Dia tahu sekali bahwa kami memang setahun belakang ini tidak pernah pergi hanya berdua. Memang kondisi yang belum memungkinkan. Bahkan saya ingat sekali, terakhir kami nonton bioskop berdua itu saat adik saya ke Belanda tahun kemarin. Jadi hitungannya juga bukan hanya berdua tapi bertiga haha. Film yang kami tonton terakhir di bioskop di Rotterdam waktu itu adalah Dunkirk, itupun 1.5 tahun lalu. Nah karena sekarang kondisinya sudah mulai stabil dan memungkinkan, jadi kami coba-coba juga sih ini sebenarnya.

Sepanjang hari, saya senyum-senyum terus membayangkan nanti malam mau pakai baju apa ya, mau dandan ah. Rasanya benar-benar panas dingin gitu lho seperti diajak kencan pas jaman usia 20 an haha. Suami menghubungi anak tetangga apakah nanti malam bisa jaga di rumah kami. Bayar sih ini, bukan gratisan. Hitungannya perjam. Kalau di Belanda namanya Oppassen, Lisa namanya Oppas. Karena sudah kenal dekat sekali dengan Lisa dan keluarganya, jadi kami nyaman menitipkan ke dia. Lisa belum bisa memberikan jawaban karena masih kerja. Baru sore hari, dia memberikan jawaban bisa. Yiaay! langsung suami beli tiket lewat Hp, yang ternyata nyaris seluruh kursinya sudah penuh. Kami dapat kursi nomer 5 dari depan. Tidak apalah daripada depan sendiri.

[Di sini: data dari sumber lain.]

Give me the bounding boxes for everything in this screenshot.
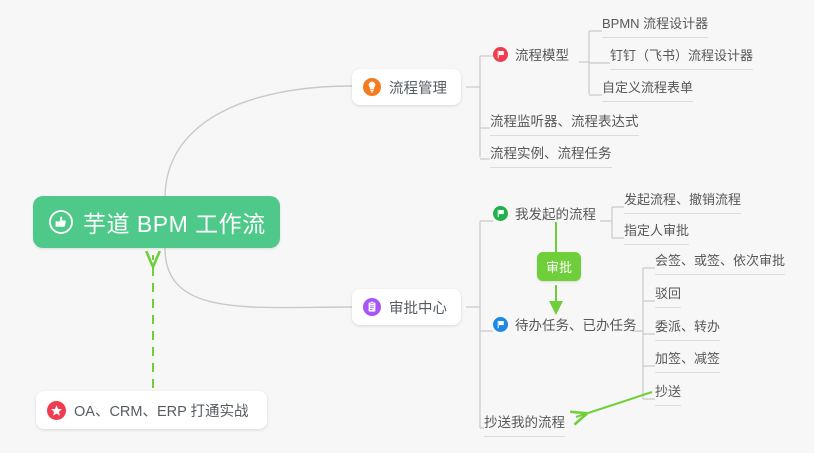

Setelah makan malam, kami nonton TV. Tidak berapa lama saya bilang mau ke atas dulu, mau siap-siap. Dia menatap saya, buat apa katanya. Saya bilang, “Kita ini kan mau kencan berdua. Pertama kali setelah berapa lama lalu. Jadi aku mau dandan, biar kayak dulu waktu awal-awal kamu ke Surabaya itu lho, ngajak aku nonton. Kan kamu nungguin aku di kos, siap-siap dulu sebelum pergi.” —haha nulis gini saya kok jadi ketawa sendiri. Trus suami nanya, dia perlu “dandan” juga ga. “Ga usah, lha wong kamu sudah siap gitu.

Setelah menyelesaikan urusan dalam negeri, setengah delapan saya turun, nonton TV sama suami sambil menunggu Lisa datang. Jam delapan persis, Lisa datang. Kami lalu menjelaskan hal-hal yang perlu Lisa lakukan kalau misalkan ada apa-apa. Kami tanya, Lisa mau tidur di kamar yang kosong di atas atau di sofa depan TV, dia pilih yang kedua. Bahkan dia sudah bawa bantal dan selimut sendiri haha, mentang-mentang rumah sebelahan. Padahal saya sudah menyiapkan bantal dan selimut di sofa.

Kami lalu pamitan pergi. Sepanjang jalan dari rumah menuju halte tram yang hanya sekitar 8 menit, kami bergandengan tangan. Saya tetap senyum-senyum (ga jelas haha), jantung kok rasanya dag dig dug. “Kamu berbunga-bunga juga ga sih kita akhirnya bisa kencan berdua gini, malam-malam pula.” Suami ternyata juga senyum-senyum simpul, “Iya, ternyata sensasinya menyenangkan ya bikin gembira acara “melarikan diri” berdua selama beberapa jam ke depan.” Lalu kami tertawa terbahak.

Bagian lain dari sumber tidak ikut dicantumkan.